We identify students through the use of data produced by their class teachers and try to put in support as quickly as possible. We have a number of strategies at school to support students in achieving good academic outcomes.
Literacy & Numeracy Booster Sessions
Where students may fall behind their expected rate of progress in English and Maths, we have small group booster sessions for six weeks.
Students look at how best they study independently. They try different methods and feedback on what did and what did not work. They can also practice revision techniques using their current work.
Homework Support Club
Homework Support Club is run every lunchtime and on Monday, Tuesday and Wednesday from 3.30pm to 4.30pm in the Learning Resource Centre. Students can self-refer, parents can refer and teachers can direct students to attend if they are not completing homework.
Students who are on the C/D borderline at the beginning of KS4 and performance at KS3 indicates they are at risk of underachieving are given a mentor. A weekly meeting is held to discuss progress, careers and study skills.
Students who are entitled to support during exams from a reader or scribe are given support sessions explaining how to use them efficiently and effectively. Students are also given the opportunity to practise these skills with an invigilator during these sessions.
Having a good vocabulary and spelling is important in making good progress. Our Literacy Coordinator has a different focus for our teaching staff each term, for example spelling or the use of capital letters. This is so that our teachers can be consistent across all subjects in supporting students to improve their spelling, punctuation or grammar. To support students most of our departments produce key vocabulary sheets, and have subject specific vocabulary on their classroom walls.
Key vocabulary lists
Some students find “pre-teaching” of key vocabulary useful before coming across subject specific words in lessons, and so in order to support students and involve parents, we have included vocabulary lists, here on the school website.
Parents can use a word web to teach vocabulary, or simply try spelling tests or quizzes at home. Click on the subject then the year group and topic.
Word webs are designed to teach the correct spelling of key vocabulary, their meanings and related words, to pre-teach students.
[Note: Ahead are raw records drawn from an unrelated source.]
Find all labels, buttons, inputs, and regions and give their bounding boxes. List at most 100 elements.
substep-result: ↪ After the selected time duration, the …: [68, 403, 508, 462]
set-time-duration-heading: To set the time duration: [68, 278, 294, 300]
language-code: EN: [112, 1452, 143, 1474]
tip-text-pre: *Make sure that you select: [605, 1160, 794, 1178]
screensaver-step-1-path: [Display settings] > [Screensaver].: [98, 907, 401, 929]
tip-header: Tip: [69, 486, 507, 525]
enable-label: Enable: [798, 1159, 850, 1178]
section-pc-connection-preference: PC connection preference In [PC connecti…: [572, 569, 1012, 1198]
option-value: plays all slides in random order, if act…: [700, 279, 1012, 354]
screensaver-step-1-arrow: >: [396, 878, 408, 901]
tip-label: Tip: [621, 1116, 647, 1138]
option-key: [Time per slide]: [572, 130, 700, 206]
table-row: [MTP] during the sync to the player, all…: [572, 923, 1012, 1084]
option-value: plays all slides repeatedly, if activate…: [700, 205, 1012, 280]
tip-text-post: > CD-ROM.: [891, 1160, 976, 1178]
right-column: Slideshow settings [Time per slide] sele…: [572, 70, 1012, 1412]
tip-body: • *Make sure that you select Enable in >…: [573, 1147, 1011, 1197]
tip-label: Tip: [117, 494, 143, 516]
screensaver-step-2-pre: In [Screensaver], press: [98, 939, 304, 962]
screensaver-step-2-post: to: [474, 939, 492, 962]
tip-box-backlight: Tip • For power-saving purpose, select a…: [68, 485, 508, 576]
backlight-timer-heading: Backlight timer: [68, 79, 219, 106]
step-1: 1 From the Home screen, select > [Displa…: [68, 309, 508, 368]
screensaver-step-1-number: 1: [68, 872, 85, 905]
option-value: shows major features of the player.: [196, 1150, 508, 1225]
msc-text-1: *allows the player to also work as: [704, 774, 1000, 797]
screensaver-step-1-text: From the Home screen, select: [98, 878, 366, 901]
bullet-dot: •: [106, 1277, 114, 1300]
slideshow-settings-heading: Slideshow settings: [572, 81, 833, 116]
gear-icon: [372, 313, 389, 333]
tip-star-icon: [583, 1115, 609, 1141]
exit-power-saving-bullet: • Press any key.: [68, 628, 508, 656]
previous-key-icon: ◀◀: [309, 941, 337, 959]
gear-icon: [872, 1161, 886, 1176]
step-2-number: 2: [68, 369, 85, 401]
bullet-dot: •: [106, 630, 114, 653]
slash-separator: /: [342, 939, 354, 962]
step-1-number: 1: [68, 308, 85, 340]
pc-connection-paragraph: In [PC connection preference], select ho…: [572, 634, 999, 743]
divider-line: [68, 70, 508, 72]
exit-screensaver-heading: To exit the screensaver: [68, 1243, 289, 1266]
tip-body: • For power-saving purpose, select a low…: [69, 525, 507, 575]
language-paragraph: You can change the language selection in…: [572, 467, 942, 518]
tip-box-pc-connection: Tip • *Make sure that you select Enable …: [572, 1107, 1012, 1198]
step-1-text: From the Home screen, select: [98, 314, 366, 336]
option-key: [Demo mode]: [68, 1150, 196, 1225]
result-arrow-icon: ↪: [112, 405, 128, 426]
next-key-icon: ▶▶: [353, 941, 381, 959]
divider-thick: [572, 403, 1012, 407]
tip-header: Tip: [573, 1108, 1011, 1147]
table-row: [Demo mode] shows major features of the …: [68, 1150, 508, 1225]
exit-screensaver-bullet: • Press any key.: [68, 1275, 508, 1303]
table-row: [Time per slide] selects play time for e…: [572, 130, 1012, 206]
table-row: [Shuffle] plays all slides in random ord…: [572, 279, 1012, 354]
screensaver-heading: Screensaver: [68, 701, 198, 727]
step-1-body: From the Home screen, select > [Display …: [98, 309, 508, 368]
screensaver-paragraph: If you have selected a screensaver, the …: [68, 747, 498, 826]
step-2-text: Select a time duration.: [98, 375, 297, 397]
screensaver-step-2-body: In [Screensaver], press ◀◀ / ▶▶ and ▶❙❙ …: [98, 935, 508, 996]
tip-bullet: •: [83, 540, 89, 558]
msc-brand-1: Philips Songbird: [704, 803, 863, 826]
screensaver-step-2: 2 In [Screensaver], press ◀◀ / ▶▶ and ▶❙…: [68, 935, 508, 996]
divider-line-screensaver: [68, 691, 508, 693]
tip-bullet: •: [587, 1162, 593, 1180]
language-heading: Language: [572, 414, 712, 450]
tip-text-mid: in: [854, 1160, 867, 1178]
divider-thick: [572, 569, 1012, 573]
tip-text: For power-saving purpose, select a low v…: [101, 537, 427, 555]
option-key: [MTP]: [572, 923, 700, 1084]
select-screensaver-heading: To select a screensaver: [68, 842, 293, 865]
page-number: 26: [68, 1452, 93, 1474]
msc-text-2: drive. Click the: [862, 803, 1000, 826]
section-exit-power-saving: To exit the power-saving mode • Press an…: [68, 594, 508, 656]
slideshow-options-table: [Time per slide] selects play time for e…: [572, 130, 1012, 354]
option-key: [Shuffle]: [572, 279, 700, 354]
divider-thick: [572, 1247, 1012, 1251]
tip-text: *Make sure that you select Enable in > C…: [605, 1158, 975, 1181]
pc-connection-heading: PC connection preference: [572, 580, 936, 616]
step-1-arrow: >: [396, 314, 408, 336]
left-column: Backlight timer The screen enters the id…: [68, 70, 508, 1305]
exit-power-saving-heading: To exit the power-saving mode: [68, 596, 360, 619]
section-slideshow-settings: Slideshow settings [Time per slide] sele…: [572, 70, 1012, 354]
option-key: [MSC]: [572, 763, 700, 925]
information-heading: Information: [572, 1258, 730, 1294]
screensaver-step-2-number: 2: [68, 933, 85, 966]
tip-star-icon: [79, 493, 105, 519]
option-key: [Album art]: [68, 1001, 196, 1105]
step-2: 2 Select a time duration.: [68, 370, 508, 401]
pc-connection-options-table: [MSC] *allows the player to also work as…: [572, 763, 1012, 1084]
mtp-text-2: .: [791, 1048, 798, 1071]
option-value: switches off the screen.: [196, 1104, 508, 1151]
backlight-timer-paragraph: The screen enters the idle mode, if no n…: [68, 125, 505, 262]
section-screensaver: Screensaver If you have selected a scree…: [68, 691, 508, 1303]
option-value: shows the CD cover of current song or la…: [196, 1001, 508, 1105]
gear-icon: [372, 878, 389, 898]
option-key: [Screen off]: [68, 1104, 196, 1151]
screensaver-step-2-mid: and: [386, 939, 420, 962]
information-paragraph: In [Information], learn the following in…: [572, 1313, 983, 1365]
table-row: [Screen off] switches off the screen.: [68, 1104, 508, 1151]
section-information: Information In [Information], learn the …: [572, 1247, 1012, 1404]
They are very similar to mind maps and spider diagrams, can be colour-coded and labelled with pictures and symbols.
Special Educational Needs
The main objective of the Special Needs Policy is to assist any child who has a special educational need which is affecting his or her progress at school. The support for students with SEN is coordinated by the school’s SENCO (Special Educational Needs Coordinator) and it is their job to ensure that students with barriers to learning are identified, appropriate interventions implemented and their progress reviewed on a regular basis. Students with significant difficulties are supported by means of Individual Education Plans, which are reviewed and revised as appropriate on a regular basis and parents are informed.
Currently there are approximately 19 students in school who have a Statement of Special Educational Need or an Education, Health and Care Plan (EHCP). However, the needs of all students are constantly assessed by class teachers and the Learning Support Department and where need is identified, specialist staff will assist either by supporting the students in the classroom or by offering short or long term interventions geared to the needs of groups of students if appropriate. Teaching staff in the Learning Support Centre have specialist qualifications in teaching students with learning difficulties. A team of trained Teaching Assistants support students across the age range and across the curriculum. Where other appropriate needs are identified, referrals are made to specialist advisors and outside agencies and parents are informed.
A copy of our Special Educational Needs Policy is available from the school and on the website.